On The Edge: New Directions For Tom Petty and The Heartbreakers

Prior to the launch of the tour, I traveled to Sony Studios in Los Angeles to get a sense of the system in action, and then caught up with the tour at Fenway Park for what surely would be one of the most difficult venues on the itinerary—plenty of asymmetrical angles, throw distances approaching 400 feet, and an audience of more than 35,000 distributed from the front of the stage to the highest portions of the grandstand, fanning out at about 180 degrees horizontally.

“If you’re a fan of baseball, you know that the name Fenway is Latin for odd geometries,” Scovill notes with a laugh. “We had this date circled on the itinerary as one that would need special attention, but the story of the day is that we did the show with the same rig as the others, in a somewhat modified configuration, with an exceptional result.”

Thinking Differently
Deployed under the direction of crew chief Marcus Douglas and systems tech Chris Houston, the loudspeaker configuration for most dates had three columns per side (left and right), with 12 modules in the main column, 6 modules in the middle, and 6 more on the sides.
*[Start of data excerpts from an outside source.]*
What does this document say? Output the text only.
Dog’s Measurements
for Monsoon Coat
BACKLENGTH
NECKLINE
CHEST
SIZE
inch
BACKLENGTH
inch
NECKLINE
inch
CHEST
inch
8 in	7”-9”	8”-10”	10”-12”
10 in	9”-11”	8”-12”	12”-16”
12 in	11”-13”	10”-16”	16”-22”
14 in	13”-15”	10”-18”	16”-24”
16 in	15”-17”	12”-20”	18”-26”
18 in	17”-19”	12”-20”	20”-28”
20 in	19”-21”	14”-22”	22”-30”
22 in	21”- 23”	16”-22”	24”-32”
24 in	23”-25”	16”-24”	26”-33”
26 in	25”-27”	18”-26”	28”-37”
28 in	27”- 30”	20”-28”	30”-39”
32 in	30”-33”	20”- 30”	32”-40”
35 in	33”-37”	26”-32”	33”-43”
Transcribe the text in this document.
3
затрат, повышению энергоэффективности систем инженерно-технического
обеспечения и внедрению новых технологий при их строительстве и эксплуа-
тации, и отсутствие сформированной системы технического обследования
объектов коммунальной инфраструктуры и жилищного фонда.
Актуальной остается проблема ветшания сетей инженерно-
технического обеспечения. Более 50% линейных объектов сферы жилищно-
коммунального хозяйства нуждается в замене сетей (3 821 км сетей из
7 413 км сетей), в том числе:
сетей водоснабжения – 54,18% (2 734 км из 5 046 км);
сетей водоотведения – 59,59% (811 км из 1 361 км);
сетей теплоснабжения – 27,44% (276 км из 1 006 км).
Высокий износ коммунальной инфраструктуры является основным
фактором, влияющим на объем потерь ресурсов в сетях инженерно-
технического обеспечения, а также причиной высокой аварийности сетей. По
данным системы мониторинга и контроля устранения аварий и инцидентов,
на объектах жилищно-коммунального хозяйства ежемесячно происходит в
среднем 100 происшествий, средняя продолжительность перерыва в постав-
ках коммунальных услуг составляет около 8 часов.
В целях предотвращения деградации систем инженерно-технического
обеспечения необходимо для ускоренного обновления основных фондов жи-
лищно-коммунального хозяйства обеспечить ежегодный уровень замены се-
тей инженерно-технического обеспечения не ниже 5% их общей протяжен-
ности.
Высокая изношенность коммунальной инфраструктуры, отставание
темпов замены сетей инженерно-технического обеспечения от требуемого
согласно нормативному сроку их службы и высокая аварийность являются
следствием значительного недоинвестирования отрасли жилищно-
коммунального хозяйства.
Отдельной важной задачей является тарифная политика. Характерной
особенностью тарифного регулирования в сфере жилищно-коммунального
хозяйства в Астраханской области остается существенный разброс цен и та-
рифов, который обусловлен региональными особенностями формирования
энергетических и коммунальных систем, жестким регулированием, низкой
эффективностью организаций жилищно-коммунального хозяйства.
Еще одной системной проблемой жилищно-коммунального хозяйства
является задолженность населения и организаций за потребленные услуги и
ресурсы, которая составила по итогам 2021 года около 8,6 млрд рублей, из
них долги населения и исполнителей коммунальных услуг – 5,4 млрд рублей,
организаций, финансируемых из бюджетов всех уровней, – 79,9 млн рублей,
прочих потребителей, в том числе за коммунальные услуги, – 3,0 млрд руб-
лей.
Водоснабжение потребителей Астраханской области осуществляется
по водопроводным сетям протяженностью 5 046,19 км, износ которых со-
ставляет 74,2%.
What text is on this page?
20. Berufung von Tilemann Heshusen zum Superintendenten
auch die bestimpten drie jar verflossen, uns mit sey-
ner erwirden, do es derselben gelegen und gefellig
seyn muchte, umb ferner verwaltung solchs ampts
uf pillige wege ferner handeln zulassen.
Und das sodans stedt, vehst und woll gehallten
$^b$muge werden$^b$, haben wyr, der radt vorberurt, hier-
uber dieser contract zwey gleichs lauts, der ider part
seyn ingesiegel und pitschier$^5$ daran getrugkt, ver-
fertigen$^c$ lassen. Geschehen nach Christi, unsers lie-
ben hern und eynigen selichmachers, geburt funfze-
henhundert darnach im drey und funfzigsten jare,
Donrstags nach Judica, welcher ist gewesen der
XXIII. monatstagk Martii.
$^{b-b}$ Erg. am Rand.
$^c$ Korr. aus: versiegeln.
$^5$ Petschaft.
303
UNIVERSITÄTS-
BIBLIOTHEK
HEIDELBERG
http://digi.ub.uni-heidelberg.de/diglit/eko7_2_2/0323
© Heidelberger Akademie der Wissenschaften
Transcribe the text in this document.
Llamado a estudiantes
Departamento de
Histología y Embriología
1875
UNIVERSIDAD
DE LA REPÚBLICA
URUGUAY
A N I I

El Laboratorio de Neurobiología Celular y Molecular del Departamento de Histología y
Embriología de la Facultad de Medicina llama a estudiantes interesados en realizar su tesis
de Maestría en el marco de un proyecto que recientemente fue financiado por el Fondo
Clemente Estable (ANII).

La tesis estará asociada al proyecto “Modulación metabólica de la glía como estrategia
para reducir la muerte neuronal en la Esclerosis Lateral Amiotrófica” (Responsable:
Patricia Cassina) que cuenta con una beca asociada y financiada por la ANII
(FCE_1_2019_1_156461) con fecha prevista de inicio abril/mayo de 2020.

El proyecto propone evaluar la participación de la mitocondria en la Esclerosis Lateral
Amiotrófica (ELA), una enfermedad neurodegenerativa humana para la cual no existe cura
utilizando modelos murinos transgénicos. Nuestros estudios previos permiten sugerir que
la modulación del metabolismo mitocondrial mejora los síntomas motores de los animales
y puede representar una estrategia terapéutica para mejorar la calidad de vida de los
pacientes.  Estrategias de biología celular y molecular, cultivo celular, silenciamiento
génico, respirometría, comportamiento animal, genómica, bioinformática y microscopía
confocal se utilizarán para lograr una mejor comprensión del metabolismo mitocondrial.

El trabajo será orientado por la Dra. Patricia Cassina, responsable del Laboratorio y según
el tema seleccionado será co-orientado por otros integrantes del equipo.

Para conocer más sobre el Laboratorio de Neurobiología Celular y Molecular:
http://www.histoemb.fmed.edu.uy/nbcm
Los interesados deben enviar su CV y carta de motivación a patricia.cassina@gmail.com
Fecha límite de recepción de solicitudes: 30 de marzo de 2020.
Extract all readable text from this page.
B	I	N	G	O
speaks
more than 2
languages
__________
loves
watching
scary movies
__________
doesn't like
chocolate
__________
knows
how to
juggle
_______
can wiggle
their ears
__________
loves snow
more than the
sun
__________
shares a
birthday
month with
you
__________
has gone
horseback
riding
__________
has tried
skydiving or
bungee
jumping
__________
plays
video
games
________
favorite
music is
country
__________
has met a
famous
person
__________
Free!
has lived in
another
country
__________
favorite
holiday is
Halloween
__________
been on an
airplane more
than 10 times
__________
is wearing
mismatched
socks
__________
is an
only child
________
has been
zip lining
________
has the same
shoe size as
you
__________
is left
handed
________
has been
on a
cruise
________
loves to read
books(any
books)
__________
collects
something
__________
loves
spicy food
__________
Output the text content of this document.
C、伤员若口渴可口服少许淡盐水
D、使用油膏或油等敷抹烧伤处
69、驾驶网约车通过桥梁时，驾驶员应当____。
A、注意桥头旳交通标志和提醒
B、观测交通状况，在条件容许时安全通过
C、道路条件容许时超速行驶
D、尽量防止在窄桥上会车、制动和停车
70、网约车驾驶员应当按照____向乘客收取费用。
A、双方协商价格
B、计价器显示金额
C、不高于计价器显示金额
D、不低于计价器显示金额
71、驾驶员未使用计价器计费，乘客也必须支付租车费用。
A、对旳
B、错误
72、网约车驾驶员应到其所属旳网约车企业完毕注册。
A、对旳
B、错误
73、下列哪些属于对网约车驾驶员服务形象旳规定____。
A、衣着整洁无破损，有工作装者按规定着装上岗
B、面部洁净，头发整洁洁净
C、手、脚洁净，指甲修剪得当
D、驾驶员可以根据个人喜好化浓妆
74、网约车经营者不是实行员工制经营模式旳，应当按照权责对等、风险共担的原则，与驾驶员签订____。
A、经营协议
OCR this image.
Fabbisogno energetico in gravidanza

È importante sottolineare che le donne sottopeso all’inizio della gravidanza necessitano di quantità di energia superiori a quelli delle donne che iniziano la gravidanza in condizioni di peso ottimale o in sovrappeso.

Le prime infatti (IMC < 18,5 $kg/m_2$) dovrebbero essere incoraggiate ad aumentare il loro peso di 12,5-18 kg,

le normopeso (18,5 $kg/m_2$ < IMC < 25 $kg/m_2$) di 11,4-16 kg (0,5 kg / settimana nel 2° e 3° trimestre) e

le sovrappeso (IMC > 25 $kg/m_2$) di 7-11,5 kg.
It may seem like a lot, but the narrow span of the boxes (about 45 inches wide), arranged in a straight vertical line (no “J” in the array) makes for a relatively trim footprint.

One of the main Anya array sets at Fenway.

“A way to understand this system is to think of an array just hanging there. It really has no coverage pattern, and for all intents and purposes, it’s just audio in space,” Scovill says. “So it needs to have data input into it. What you’re providing, via the software, are directivity coordinates. Enter a seating plan and all of the elements to cover, and the software back-maps that into the system—phase, amplitude, EQ, and so on for every component, optimized for that seating geometry.

“Several people have asked what’s the difference between this approach and just aiming the boxes,” he continues. “The difference is that the polar is completely optimized for every seat in the building, for both SPL and for frequency response. Think about it this way: we could use four cabinets on one side of the stage and cover the entire geometry of Fenway Park if we wanted to do it, in terms of frequency response. Obviously that’s going to eat up all of the energy, trying to get the throw to the longest part of the venue, so that’s why we add more cabinets, to attain a more even distribution of energy and headroom.

The loudspeaker set in place for production rehearsals at Sony Studios Stage 30 prior to the tour.

“It requires us to think about what coverage really means. A good example is when data is entered incorrectly, which has happened a couple of times. We’ll be taking measurement traces and find an amplitude jump at a certain area, and it turns out that we entered a longer throw for that zone, so the computer is doing exactly what it’s been told to do. We simply enter the right coordinate and the system re-levels out, exactly the way it’s supposed to be.”

This capability proved handy at Fenway Park in attaining the desired imaging despite the numerous odd angles, as well as at the Gorge amphitheater, which presents a different and perhaps even more difficult coverage puzzle. “The bottom line is that it sounds incredible too, and that’s a function of all of this really good, well-executed math that is going in this system,” Scovill says. “We’ve been able to achieve a level of coverage and detail on this tour that I don’t even know that I dreamed about—it was simply not possible before.”

Andrew Dowling taking care of some interconnect at front of house.

Scovill is also operating the Anya system without flown or grounded subwoofer support. “For Fenway I had an additional 16 (L-Acoustics) K1SB subs just in case I would have needed them, but once we fired up the system, I knew I wasn’t going to need them. I ended up using them in two very specific places for effect in the show, but we have yet to use them in earnest, and after the Fenway show, we shipped them back to Sound Image. We do have a series of dV-DOSC subwoofers on the ground but they’re very low level and in balance with the KARA enclosures we use for front fill, not in support of Anya.